On issues raised by Obasonjo in the letter on the state of PDP in the South West, Tukur said the crisis within the PDP in the zone preceded his emergence as the party`s national chairman.
He insisted that the party`s National Executive Committee and the National Working Committee were never part of the problems in the South West PDP.
He said: “We came in when we were threatened with contempt of court charges for not obeying the court’s order to dissolve the south-west zonal executive and remove some officers of the party.
“We complied with the court orders because of our belief in the rule of law and to avoid consequences of disobeying such orders.”
Tukur’s letter reads in full:
“It is an honour that you deemed it fit and proper to intimate me with an issue important to your mind and our party in the South-west zone. It is my wish and prayer that such cordial and positive relationship will continue between your good self; former President and former Chairman of the Board of Trustees of our great party on one hand, and my humble self, the National Chairman of our party on the other hand.
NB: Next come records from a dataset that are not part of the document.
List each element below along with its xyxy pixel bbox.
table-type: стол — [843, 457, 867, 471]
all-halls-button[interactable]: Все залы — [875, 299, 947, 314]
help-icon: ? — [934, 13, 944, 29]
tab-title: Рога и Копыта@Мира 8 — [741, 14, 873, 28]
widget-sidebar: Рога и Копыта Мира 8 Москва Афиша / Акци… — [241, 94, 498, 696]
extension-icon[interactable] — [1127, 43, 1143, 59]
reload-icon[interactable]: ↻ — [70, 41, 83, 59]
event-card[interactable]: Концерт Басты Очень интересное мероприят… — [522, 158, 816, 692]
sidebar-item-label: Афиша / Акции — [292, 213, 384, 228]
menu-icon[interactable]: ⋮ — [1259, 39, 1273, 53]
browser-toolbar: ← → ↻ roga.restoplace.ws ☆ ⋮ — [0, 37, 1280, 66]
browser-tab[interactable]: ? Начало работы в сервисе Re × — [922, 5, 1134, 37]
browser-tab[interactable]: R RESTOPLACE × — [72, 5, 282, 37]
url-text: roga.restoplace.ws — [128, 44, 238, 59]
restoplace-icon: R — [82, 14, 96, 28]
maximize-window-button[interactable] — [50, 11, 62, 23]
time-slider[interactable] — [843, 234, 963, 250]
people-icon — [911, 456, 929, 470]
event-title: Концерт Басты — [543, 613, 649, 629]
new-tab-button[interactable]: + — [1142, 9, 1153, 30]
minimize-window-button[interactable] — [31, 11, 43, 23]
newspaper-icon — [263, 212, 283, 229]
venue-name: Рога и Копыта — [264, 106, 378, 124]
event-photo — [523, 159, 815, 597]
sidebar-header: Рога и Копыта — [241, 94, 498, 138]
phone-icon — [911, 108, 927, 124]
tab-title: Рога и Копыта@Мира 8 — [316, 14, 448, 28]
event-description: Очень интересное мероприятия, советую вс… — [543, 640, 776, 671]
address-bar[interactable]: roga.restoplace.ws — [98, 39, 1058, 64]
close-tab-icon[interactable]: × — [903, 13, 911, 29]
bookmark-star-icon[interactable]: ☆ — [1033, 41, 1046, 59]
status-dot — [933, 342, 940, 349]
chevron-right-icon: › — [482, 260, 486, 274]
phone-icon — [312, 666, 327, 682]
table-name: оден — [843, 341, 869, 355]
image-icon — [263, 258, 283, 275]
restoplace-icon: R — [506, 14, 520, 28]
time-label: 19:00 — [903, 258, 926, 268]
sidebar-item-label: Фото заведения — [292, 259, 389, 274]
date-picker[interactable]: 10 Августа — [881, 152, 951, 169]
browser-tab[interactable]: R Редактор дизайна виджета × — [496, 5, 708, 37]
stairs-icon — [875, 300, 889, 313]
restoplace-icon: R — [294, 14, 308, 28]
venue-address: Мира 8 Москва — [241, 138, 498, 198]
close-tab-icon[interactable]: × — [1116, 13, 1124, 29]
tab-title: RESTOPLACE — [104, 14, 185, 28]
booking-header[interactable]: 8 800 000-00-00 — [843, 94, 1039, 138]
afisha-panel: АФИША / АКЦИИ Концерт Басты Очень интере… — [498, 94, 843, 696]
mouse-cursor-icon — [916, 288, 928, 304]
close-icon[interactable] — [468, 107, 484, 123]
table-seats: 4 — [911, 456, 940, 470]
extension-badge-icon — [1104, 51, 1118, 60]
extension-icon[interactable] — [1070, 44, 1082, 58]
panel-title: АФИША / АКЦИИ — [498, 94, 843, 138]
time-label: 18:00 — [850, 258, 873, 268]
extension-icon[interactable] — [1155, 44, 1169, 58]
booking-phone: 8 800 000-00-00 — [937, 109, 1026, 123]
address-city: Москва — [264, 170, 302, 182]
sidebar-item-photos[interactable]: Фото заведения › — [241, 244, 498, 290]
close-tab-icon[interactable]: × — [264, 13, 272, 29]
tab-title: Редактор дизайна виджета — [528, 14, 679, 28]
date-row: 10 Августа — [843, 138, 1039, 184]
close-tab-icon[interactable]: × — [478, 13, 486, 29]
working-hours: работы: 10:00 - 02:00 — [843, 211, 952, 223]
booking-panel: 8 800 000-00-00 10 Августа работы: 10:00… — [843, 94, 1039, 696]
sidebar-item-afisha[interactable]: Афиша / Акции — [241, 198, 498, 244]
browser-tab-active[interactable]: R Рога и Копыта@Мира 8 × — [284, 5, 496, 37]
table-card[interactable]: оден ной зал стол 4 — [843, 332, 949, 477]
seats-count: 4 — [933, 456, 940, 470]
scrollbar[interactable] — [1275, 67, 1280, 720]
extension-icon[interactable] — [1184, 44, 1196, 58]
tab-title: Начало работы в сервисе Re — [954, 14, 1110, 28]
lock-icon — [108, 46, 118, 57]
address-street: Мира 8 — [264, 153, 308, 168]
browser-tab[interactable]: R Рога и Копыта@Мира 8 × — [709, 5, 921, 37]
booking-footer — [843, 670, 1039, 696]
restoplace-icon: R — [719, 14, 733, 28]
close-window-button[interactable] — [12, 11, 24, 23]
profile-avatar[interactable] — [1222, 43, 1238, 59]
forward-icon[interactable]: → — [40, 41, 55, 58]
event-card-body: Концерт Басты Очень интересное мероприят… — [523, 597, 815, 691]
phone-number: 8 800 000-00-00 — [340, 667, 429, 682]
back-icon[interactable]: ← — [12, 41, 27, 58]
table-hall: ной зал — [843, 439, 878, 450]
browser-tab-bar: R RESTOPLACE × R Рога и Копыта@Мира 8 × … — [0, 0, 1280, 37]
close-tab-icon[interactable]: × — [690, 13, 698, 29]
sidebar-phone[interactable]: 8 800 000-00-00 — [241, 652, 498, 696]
“Buruji Kasamu came to limelight in politics as a result of the role he played in the politics of Ogun state where both of you come from. He later became a rallying point in the South-west following the Courts’ Orders in the series of cases brought about as a result of disagreements among leaders of the party in the South-west, and Ogun State in particular.
“In my opinion, Buruji became a rallying point because of the absence of a zonal executive in the South-west. This vacuum in the South-west has made him the person to whom many members in all the chapters of the party in the zone approach for one form of assistance or the order.
“We came in when we were threatened with contempt of court charges for not obeying the court’s order to dissolve the South-west zonal executive and remove some officers of the party.
“We complied with the court’s orders because of our belief in the rule of law and to avoid consequences of disobeying such orders.”